Now, at the start of an algorithm I made, I sample $n$ elements from $A$ and I have observed that the outcome of the algorithm depends greatly on this initial sampling : If I have at least one element of each class in my initial sampling, my algorithm will do great. If one or more classes are not represented in my initial sampling, my algorithm will perform poorly.
Given that I am free to choose whichever $n$ I see fit, I would like to know which one to choose to be "sure" to choose at least one element from each class given $A$, $C$, and $p_1, ... p_C$.
Because I will have to work on several dataset, I would like to know if there is a way to find $n$, given any population size $A$, any number of classes $C$ and any distribution $p_1, ... p_C$. Is there a way to do so ?

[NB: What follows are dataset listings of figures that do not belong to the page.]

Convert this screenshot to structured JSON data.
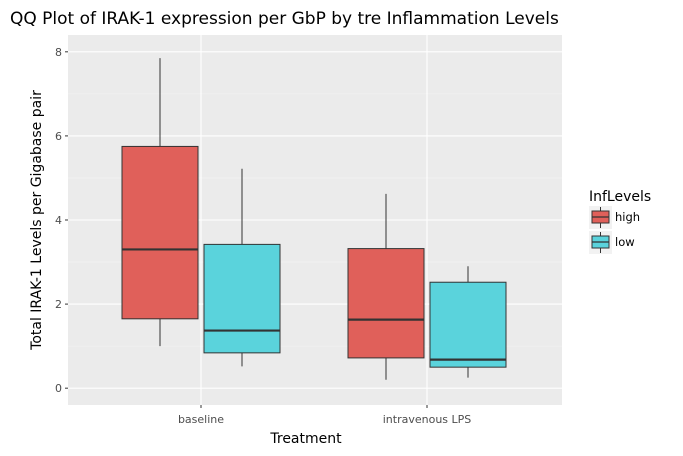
{
  "chart_data": {
    "type": "boxplot",
    "title": "QQ Plot of IRAK-1 expression per GbP by tre Inflammation Levels",
    "xlabel": "Treatment",
    "ylabel": "Total IRAK-1 Levels per Gigabase pair",
    "categories": [
      "baseline",
      "intravenous LPS"
    ],
    "ylim": [
      -0.4,
      8.4
    ],
    "yticks": [
      0,
      2,
      4,
      6,
      8
    ],
    "grid": true,
    "legend": {
      "title": "InfLevels",
      "placement": "right"
    },
    "series": [
      {
        "name": "high",
        "color": "#e0605a",
        "boxes": [
          {
            "category": "baseline",
            "min": 1.0,
            "q1": 1.65,
            "median": 3.3,
            "q3": 5.75,
            "max": 7.85
          },
          {
            "category": "intravenous LPS",
            "min": 0.2,
            "q1": 0.72,
            "median": 1.63,
            "q3": 3.32,
            "max": 4.62
          }
        ]
      },
      {
        "name": "low",
        "color": "#5ad3dc",
        "boxes": [
          {
            "category": "baseline",
            "min": 0.52,
            "q1": 0.84,
            "median": 1.37,
            "q3": 3.42,
            "max": 5.22
          },
          {
            "category": "intravenous LPS",
            "min": 0.25,
            "q1": 0.5,
            "median": 0.68,
            "q3": 2.52,
            "max": 2.9
          }
        ]
      }
    ]
  }
}
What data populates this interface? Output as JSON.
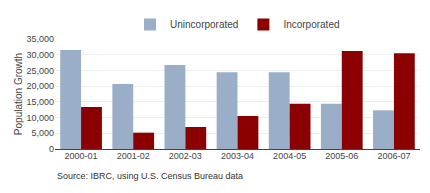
{
  "chart_data": {
    "type": "bar",
    "categories": [
      "2000-01",
      "2001-02",
      "2002-03",
      "2003-04",
      "2004-05",
      "2005-06",
      "2006-07"
    ],
    "series": [
      {
        "name": "Unincorporated",
        "color": "#9baec8",
        "values": [
          31500,
          20700,
          26700,
          24400,
          24400,
          14400,
          12300
        ]
      },
      {
        "name": "Incorporated",
        "color": "#8b0000",
        "values": [
          13400,
          5200,
          7000,
          10500,
          14400,
          31200,
          30500
        ]
      }
    ],
    "ylabel": "Population Growth",
    "ylim": [
      0,
      35000
    ],
    "yticks": [
      0,
      {
        "value": 5000,
        "label": "5,000"
      },
      {
        "value": 10000,
        "label": "10,000"
      },
      {
        "value": 15000,
        "label": "15,000"
      },
      {
        "value": 20000,
        "label": "20,000"
      },
      {
        "value": 25000,
        "label": "25,000"
      },
      {
        "value": 30000,
        "label": "30,000"
      },
      {
        "value": 35000,
        "label": "35,000"
      }
    ],
    "grid": true,
    "legend": "top",
    "annotations": [
      "Source: IBRC, using U.S. Census Bureau data"
    ]
  }
}
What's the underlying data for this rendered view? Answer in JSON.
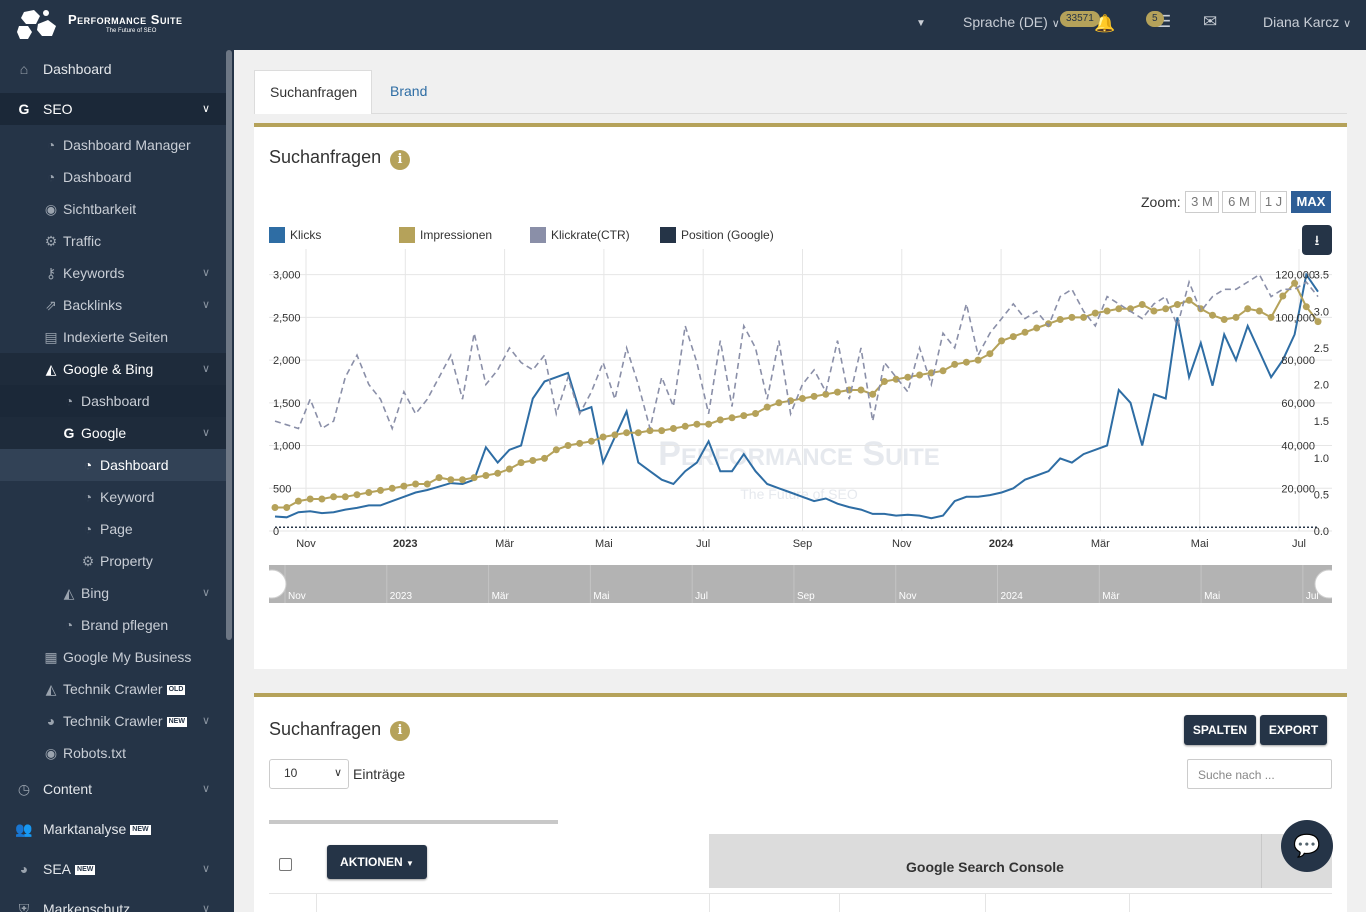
{
  "header": {
    "logo_title": "Performance Suite",
    "logo_subtitle": "The Future of SEO",
    "language": "Sprache (DE)",
    "notifications_count": "33571",
    "tasks_count": "5",
    "user_name": "Diana Karcz"
  },
  "sidebar": {
    "items": [
      {
        "label": "Dashboard",
        "icon": "home-icon"
      },
      {
        "label": "SEO",
        "icon": "google-icon"
      },
      {
        "label": "Dashboard Manager",
        "icon": "dashboard-icon"
      },
      {
        "label": "Dashboard",
        "icon": "dashboard-icon"
      },
      {
        "label": "Sichtbarkeit",
        "icon": "eye-icon"
      },
      {
        "label": "Traffic",
        "icon": "cogs-icon"
      },
      {
        "label": "Keywords",
        "icon": "key-icon"
      },
      {
        "label": "Backlinks",
        "icon": "external-link-icon"
      },
      {
        "label": "Indexierte Seiten",
        "icon": "file-icon"
      },
      {
        "label": "Google & Bing",
        "icon": "area-chart-icon"
      },
      {
        "label": "Dashboard",
        "icon": "dashboard-icon"
      },
      {
        "label": "Google",
        "icon": "google-icon"
      },
      {
        "label": "Dashboard",
        "icon": "dashboard-icon"
      },
      {
        "label": "Keyword",
        "icon": "dashboard-icon"
      },
      {
        "label": "Page",
        "icon": "dashboard-icon"
      },
      {
        "label": "Property",
        "icon": "cogs-icon"
      },
      {
        "label": "Bing",
        "icon": "area-chart-icon"
      },
      {
        "label": "Brand pflegen",
        "icon": "dashboard-icon"
      },
      {
        "label": "Google My Business",
        "icon": "store-icon"
      },
      {
        "label": "Technik Crawler",
        "icon": "area-chart-icon",
        "tag": "OLD"
      },
      {
        "label": "Technik Crawler",
        "icon": "pie-chart-icon",
        "tag": "NEW"
      },
      {
        "label": "Robots.txt",
        "icon": "eye-icon"
      },
      {
        "label": "Content",
        "icon": "clock-icon"
      },
      {
        "label": "Marktanalyse",
        "icon": "users-icon",
        "tag": "NEW"
      },
      {
        "label": "SEA",
        "icon": "pie-chart-icon",
        "tag": "NEW"
      },
      {
        "label": "Markenschutz",
        "icon": "shield-icon"
      }
    ]
  },
  "tabs": [
    {
      "label": "Suchanfragen"
    },
    {
      "label": "Brand"
    }
  ],
  "chart_card": {
    "title": "Suchanfragen",
    "zoom_label": "Zoom:",
    "zoom_options": [
      "3 M",
      "6 M",
      "1 J",
      "MAX"
    ],
    "zoom_selected": "MAX",
    "watermark_title": "Performance Suite",
    "watermark_sub": "The Future of SEO"
  },
  "colors": {
    "klicks": "#2e6da4",
    "impressionen": "#b5a25a",
    "ctr": "#8a8fa8",
    "position": "#253447",
    "accent": "#b5a25a",
    "dark": "#253447"
  },
  "chart_data": {
    "type": "line",
    "x_axis_labels": [
      "Nov",
      "2023",
      "Mär",
      "Mai",
      "Jul",
      "Sep",
      "Nov",
      "2024",
      "Mär",
      "Mai",
      "Jul"
    ],
    "navigator_labels": [
      "Nov",
      "2023",
      "Mär",
      "Mai",
      "Jul",
      "Sep",
      "Nov",
      "2024",
      "Mär",
      "Mai",
      "Jul"
    ],
    "y_left_ticks": [
      "3,000",
      "2,500",
      "2,000",
      "1,500",
      "1,000",
      "500",
      "0"
    ],
    "y_impr_ticks": [
      "120,000",
      "100,000",
      "80,000",
      "60,000",
      "40,000",
      "20,000"
    ],
    "y_ctr_ticks": [
      "3.5",
      "3.0",
      "2.5",
      "2.0",
      "1.5",
      "1.0",
      "0.5",
      "0.0"
    ],
    "legend": [
      "Klicks",
      "Impressionen",
      "Klickrate(CTR)",
      "Position (Google)"
    ],
    "ylim_left": [
      0,
      3000
    ],
    "ylim_impressionen": [
      0,
      120000
    ],
    "ylim_ctr": [
      0,
      3.5
    ],
    "series": [
      {
        "name": "Klicks",
        "axis": "left",
        "values": [
          170,
          160,
          220,
          230,
          210,
          220,
          250,
          270,
          300,
          300,
          350,
          400,
          450,
          480,
          520,
          560,
          550,
          600,
          980,
          800,
          950,
          1000,
          1550,
          1750,
          1800,
          1850,
          1400,
          1450,
          800,
          1100,
          1400,
          800,
          700,
          600,
          550,
          700,
          800,
          1050,
          700,
          700,
          900,
          700,
          550,
          500,
          450,
          400,
          350,
          380,
          320,
          280,
          250,
          200,
          200,
          180,
          190,
          180,
          150,
          180,
          350,
          400,
          400,
          420,
          450,
          500,
          600,
          650,
          700,
          850,
          800,
          900,
          950,
          1000,
          1650,
          1500,
          1000,
          1600,
          1550,
          2500,
          1800,
          2200,
          1700,
          2300,
          2000,
          2400,
          2100,
          1800,
          2000,
          2300,
          3000,
          2800
        ]
      },
      {
        "name": "Impressionen",
        "axis": "impr",
        "values": [
          11000,
          11000,
          14000,
          15000,
          15000,
          16000,
          16000,
          17000,
          18000,
          19000,
          20000,
          21000,
          22000,
          22000,
          25000,
          24000,
          24000,
          25000,
          26000,
          27000,
          29000,
          32000,
          33000,
          34000,
          38000,
          40000,
          41000,
          42000,
          44000,
          45000,
          46000,
          46000,
          47000,
          47000,
          48000,
          49000,
          50000,
          50000,
          52000,
          53000,
          54000,
          55000,
          58000,
          60000,
          61000,
          62000,
          63000,
          64000,
          65000,
          66000,
          66000,
          64000,
          70000,
          71000,
          72000,
          73000,
          74000,
          75000,
          78000,
          79000,
          80000,
          83000,
          89000,
          91000,
          93000,
          95000,
          97000,
          99000,
          100000,
          100000,
          102000,
          103000,
          104000,
          104000,
          106000,
          103000,
          104000,
          106000,
          108000,
          104000,
          101000,
          99000,
          100000,
          104000,
          103000,
          100000,
          110000,
          116000,
          105000,
          98000
        ]
      },
      {
        "name": "Klickrate(CTR)",
        "axis": "ctr",
        "values": [
          1.5,
          1.45,
          1.4,
          1.8,
          1.4,
          1.5,
          2.1,
          2.4,
          2.0,
          1.8,
          1.4,
          1.9,
          1.6,
          1.8,
          2.1,
          2.4,
          1.8,
          2.7,
          2.0,
          2.2,
          2.5,
          2.3,
          2.2,
          2.4,
          1.6,
          2.1,
          1.6,
          1.9,
          2.3,
          1.8,
          2.5,
          2.0,
          1.4,
          2.1,
          1.7,
          2.8,
          2.3,
          1.6,
          2.6,
          1.7,
          2.8,
          2.5,
          1.8,
          2.6,
          1.6,
          2.0,
          2.2,
          1.9,
          2.6,
          1.8,
          2.5,
          1.5,
          2.3,
          2.1,
          1.9,
          2.5,
          2.0,
          2.7,
          2.5,
          3.1,
          2.4,
          2.7,
          2.9,
          3.1,
          2.9,
          3.0,
          2.8,
          3.2,
          3.3,
          3.0,
          2.8,
          3.2,
          3.1,
          3.0,
          2.9,
          3.1,
          3.2,
          2.8,
          3.4,
          3.0,
          3.2,
          3.3,
          3.3,
          3.4,
          3.5,
          3.2,
          3.3,
          3.3,
          3.4,
          3.2
        ]
      },
      {
        "name": "Position (Google)",
        "axis": "ctr",
        "values": [
          0.05,
          0.05,
          0.05,
          0.05,
          0.05,
          0.05,
          0.05,
          0.05,
          0.05,
          0.05,
          0.05,
          0.05,
          0.05,
          0.05,
          0.05,
          0.05,
          0.05,
          0.05,
          0.05,
          0.05,
          0.05,
          0.05,
          0.05,
          0.05,
          0.05,
          0.05,
          0.05,
          0.05,
          0.05,
          0.05,
          0.05,
          0.05,
          0.05,
          0.05,
          0.05,
          0.05,
          0.05,
          0.05,
          0.05,
          0.05,
          0.05,
          0.05,
          0.05,
          0.05,
          0.05,
          0.05,
          0.05,
          0.05,
          0.05,
          0.05,
          0.05,
          0.05,
          0.05,
          0.05,
          0.05,
          0.05,
          0.05,
          0.05,
          0.05,
          0.05,
          0.05,
          0.05,
          0.05,
          0.05,
          0.05,
          0.05,
          0.05,
          0.05,
          0.05,
          0.05,
          0.05,
          0.05,
          0.05,
          0.05,
          0.05,
          0.05,
          0.05,
          0.05,
          0.05,
          0.05,
          0.05,
          0.05,
          0.05,
          0.05,
          0.05,
          0.05,
          0.05,
          0.05,
          0.05,
          0.05
        ]
      }
    ]
  },
  "table_card": {
    "title": "Suchanfragen",
    "columns_button": "SPALTEN",
    "export_button": "EXPORT",
    "entries_value": "10",
    "entries_label": "Einträge",
    "search_placeholder": "Suche nach ...",
    "actions_button": "AKTIONEN",
    "group_header": "Google Search Console"
  }
}
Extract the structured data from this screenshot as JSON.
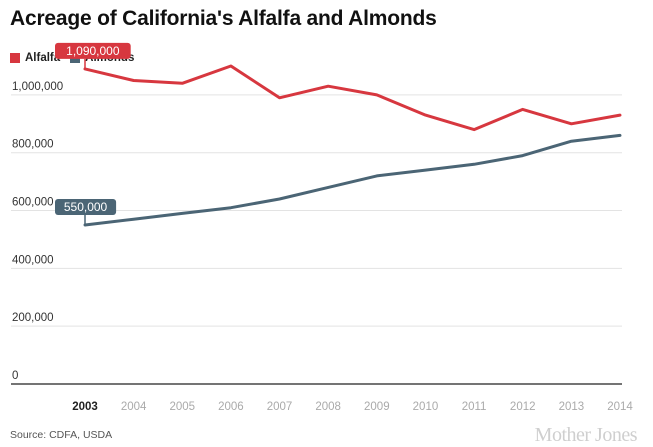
{
  "chart_data": {
    "type": "line",
    "title": "Acreage of California's Alfalfa and Almonds",
    "categories": [
      "2003",
      "2004",
      "2005",
      "2006",
      "2007",
      "2008",
      "2009",
      "2010",
      "2011",
      "2012",
      "2013",
      "2014"
    ],
    "series": [
      {
        "name": "Alfalfa",
        "color": "#d7373f",
        "values": [
          1090000,
          1050000,
          1040000,
          1100000,
          990000,
          1030000,
          1000000,
          930000,
          880000,
          950000,
          900000,
          930000
        ]
      },
      {
        "name": "Almonds",
        "color": "#4b6575",
        "values": [
          550000,
          570000,
          590000,
          610000,
          640000,
          680000,
          720000,
          740000,
          760000,
          790000,
          840000,
          860000
        ]
      }
    ],
    "y_ticks": [
      "0",
      "200,000",
      "400,000",
      "600,000",
      "800,000",
      "1,000,000"
    ],
    "ylim": [
      0,
      1100000
    ],
    "annotations": [
      {
        "series": "Alfalfa",
        "category": "2003",
        "text": "1,090,000"
      },
      {
        "series": "Almonds",
        "category": "2003",
        "text": "550,000"
      }
    ],
    "highlighted_category": "2003",
    "legend_position": "top-left",
    "grid": true
  },
  "source": "Source: CDFA, USDA",
  "logo_text": "Mother Jones"
}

It looks like some kind of reverse birthday problem. I have started looking at ways to solve this problem using combinatorics but I don't see any easy way to find a general solution.
Thanks for your help !
Suppose the total population is $N$, partitioned into $C$ classes with sizes $N_i$ (so $N = N_1 + \cdots + N_C$). We choose $n$ points at random. We want the probability that we have at least one from each class.
The total number of samples of size $n$ is $\binom{N}{n}$.
We can choose one from each class $N_1 N_2 \cdots N_C$ ways, and then choose the remaining points from the remaining population in $\binom{N-C}{n-C}$ ways. So the probability that we have at least one from each class is $$ \frac{N_1 N_2 \cdots N_C \binom{N-C}{n-C}}{\binom{N}{n}} . $$
Note: Fixed in response to OP's correction.